Relative abundance of (A) phylum-level, (B) genus-level, and (C) species-level taxa detected in each biofilm. Experiments were performed in duplicate, and relative abundances were averaged for each taxon detected. Arg = L-arginine (75 mM); Suc = sucrose (15 mM).

Figure 5.

Diversity analyses. (A) Beta diversity was calculated by unweighted UniFrac, and the distances were plotted with principal coordinate analysis (PCoA). The colors of each sample correspond to the colors on the bar graph in (B), and samples of the same color represent replicate experiments.
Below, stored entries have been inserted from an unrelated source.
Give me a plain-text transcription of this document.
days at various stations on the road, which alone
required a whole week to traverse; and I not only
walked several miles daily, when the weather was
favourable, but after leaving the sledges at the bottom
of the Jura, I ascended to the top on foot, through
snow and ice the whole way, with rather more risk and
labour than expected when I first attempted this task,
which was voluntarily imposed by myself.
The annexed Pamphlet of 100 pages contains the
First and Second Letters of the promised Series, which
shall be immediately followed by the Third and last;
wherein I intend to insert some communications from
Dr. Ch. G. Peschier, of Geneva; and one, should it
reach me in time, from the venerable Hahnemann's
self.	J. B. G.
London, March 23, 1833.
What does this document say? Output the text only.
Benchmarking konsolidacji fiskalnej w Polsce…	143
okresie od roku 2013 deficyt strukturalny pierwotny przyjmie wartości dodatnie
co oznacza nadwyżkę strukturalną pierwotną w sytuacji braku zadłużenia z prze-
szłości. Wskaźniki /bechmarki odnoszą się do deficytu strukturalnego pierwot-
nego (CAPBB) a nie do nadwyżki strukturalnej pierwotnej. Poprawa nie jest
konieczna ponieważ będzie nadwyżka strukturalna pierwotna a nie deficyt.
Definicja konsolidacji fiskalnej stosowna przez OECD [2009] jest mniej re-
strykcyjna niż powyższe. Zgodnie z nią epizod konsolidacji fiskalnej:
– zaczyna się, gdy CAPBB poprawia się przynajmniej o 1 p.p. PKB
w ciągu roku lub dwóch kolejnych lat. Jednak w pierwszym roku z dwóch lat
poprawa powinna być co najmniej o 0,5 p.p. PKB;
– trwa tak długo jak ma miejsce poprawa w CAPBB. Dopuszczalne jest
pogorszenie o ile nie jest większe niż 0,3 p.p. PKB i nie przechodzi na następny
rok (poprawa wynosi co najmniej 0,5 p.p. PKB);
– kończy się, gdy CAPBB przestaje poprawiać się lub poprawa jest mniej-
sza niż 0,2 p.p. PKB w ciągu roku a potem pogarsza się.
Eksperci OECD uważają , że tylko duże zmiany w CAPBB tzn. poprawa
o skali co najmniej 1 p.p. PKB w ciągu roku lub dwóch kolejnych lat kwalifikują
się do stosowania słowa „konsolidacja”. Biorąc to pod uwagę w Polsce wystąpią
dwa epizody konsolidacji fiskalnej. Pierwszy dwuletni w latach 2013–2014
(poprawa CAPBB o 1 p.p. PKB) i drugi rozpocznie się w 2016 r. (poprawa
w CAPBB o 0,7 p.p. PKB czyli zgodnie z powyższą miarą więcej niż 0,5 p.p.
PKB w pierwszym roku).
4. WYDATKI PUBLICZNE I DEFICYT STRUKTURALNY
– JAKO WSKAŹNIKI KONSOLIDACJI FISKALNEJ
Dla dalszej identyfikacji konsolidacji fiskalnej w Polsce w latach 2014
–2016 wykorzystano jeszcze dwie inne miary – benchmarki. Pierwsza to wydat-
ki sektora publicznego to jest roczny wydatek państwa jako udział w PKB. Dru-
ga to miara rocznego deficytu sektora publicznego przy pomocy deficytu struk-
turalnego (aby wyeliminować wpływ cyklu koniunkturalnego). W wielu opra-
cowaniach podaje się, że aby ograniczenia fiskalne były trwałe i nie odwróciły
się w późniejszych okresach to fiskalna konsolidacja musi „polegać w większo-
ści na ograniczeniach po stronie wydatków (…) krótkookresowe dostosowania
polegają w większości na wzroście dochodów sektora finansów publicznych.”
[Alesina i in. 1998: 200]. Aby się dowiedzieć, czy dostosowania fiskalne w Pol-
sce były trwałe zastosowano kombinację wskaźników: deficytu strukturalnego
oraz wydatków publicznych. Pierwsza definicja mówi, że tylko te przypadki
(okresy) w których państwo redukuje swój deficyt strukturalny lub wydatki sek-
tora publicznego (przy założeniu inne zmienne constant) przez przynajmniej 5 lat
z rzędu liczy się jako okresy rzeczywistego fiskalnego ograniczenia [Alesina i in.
Biofilms in which protection from the sucrose-induced pH drop occurred clustered separately from the biofilms in which pH protection did not occur; this correlates with the amount of time the biofilms were incubated in arginine prior to sucrose exposure. (B) The alpha diversity measure Chao1 was calculated at a defined sequence depth of 35,000 for all samples. Values for duplicate samples were averaged, and the error bars represent the standard deviation. “Initial inoculum” refers to the pooled saliva used to inoculate SHI medium to generate the initial biofilms, and “Time 0” refers to the overnight biofilms prior to the addition of arginine or sucrose.